Very soon when we arrived in the United States, a Mrs. Ray Bruell visited us. Her husband, Max Bruell, was a brother of Sami Bruell, a banker, who had arrived in the United States as a refugee from Vienna shortly after me. His son Paul had arrived there a few months before him. To come back to Mrs. Ray Bruell, she was very friendly towards me, took me and Johanna once out to the Radio City Music Hall and invited us to her home in Woodmere, Long Island. Her husband, Max Bruell, liked and respected my father very much and promised me that he would write an affidavit for him and my mother. I was very happy about it and counted very much on it. I waited for quite some time. But one day, I received a letter from him, in which he told me that he could not give me that affidavit, since he had to take care of his family. It was a terrible blow to me. I was quite sure that his wife Ray was the one who had influenced him, and that he could not help it and had to retreat from his promise. I had lost valuable time. I then tried to find other people. A rabbi from a synagogue gave me then an affidavit, and I myself wrote one too. But both those affidavits were rejected by the American consul in Vienna as too weak.
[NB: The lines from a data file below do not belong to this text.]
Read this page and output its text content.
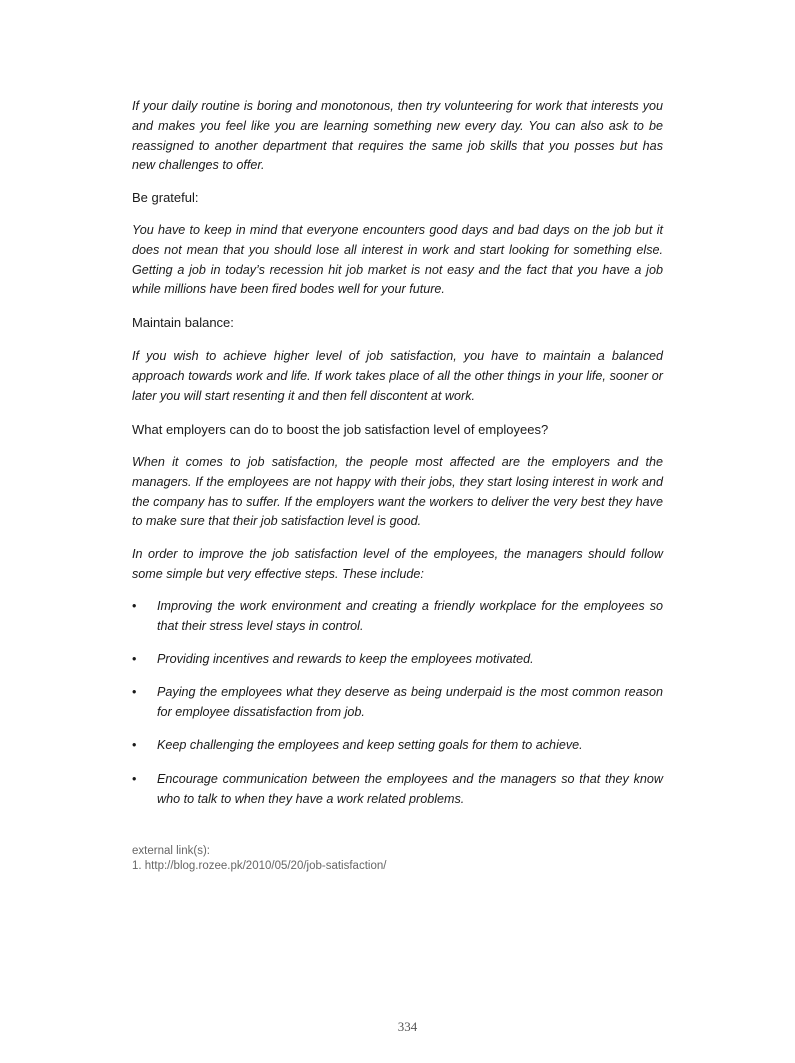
If your daily routine is boring and monotonous, then try volunteering for work that interests you and makes you feel like you are learning something new every day. You can also ask to be reassigned to another department that requires the same job skills that you posses but has new challenges to offer.

Be grateful:

You have to keep in mind that everyone encounters good days and bad days on the job but it does not mean that you should lose all interest in work and start looking for something else. Getting a job in today’s recession hit job market is not easy and the fact that you have a job while millions have been fired bodes well for your future.

Maintain balance:

If you wish to achieve higher level of job satisfaction, you have to maintain a balanced approach towards work and life. If work takes place of all the other things in your life, sooner or later you will start resenting it and then fell discontent at work.

What employers can do to boost the job satisfaction level of employees?

When it comes to job satisfaction, the people most affected are the employers and the managers. If the employees are not happy with their jobs, they start losing interest in work and the company has to suffer. If the employers want the workers to deliver the very best they have to make sure that their job satisfaction level is good.

In order to improve the job satisfaction level of the employees, the managers should follow some simple but very effective steps. These include:

• Improving the work environment and creating a friendly workplace for the employees so that their stress level stays in control.
• Providing incentives and rewards to keep the employees motivated.
• Paying the employees what they deserve as being underpaid is the most common reason for employee dissatisfaction from job.
• Keep challenging the employees and keep setting goals for them to achieve.
• Encourage communication between the employees and the managers so that they know who to talk to when they have a work related problems.
external link(s):
1. http://blog.rozee.pk/2010/05/20/job-satisfaction/
334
And then there were other very bad news, when the Germans invaded France and occupied the northern part of France, just that area, where Francis and Lisa were. I had lost all contact with them and was very worried about them. Just at that time Adolph became very insistent that I leave New York and join him in Havana. So, I finally had to give in and leave with Johanna for Havana. We left New York by train to Miami, and went from there by boat for Havana, arrived there on October 1st, 1940.